Le Rassemblement National peut-il traduire la montée de la contestation en une majorité parlementaire ? Ces derniers jours, le parti de Macron (maintenant appelé Renaissance) a quelque peu rebondi dans les sondages, tandis que les différents partis de gauche se sont regroupés en un Nouveau Front Populaire dans l’espoir de bloquer l’extrême droite. Mais la situation reste extrêmement incertaine…

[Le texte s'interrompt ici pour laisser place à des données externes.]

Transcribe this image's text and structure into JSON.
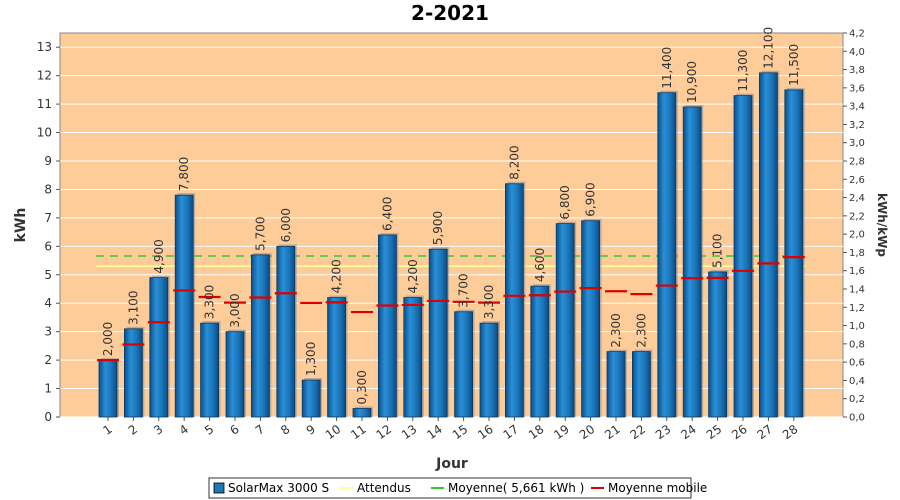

Un parlement suspendu pourrait en fait être un résultat pire qu’une victoire du Rassemblement National. Macron, en prenant le risque de dissoudre le parlement, pensait clairement qu’en amenant l’extrême droite au gouvernement, où il pourrait la contrôler avec ses pouvoirs présidentiels et lui attribuer la responsabilité de tout ce qui tourne mal, il pourrait aider à empêcher Le Pen d’accéder à la présidence en 2027 (Macron lui-même ne peut pas se représenter en raison d’une limite constitutionnelle de mandat). Mais si aucun groupe n’obtient la majorité aux législatives et que le propre parti de Macron finit par être balayé, la pression le poussant à démissionner, forçant une nouvelle élection présidentielle, pourrait devenir irrésistible. Pour l’instant, Macron a déclaré qu’il resterait en fonction jusqu’en 2027, ‘quoi qu’il arrive’. Mais pourra-t-il tenir cette promesse ? Sinon, la longue quête de l’unité nationale de la France et du ‘centre extrême’ pourrait vaciller, et un gouvernement de l’extrême droite pourrait arriver au pouvoir plus tôt que prévu.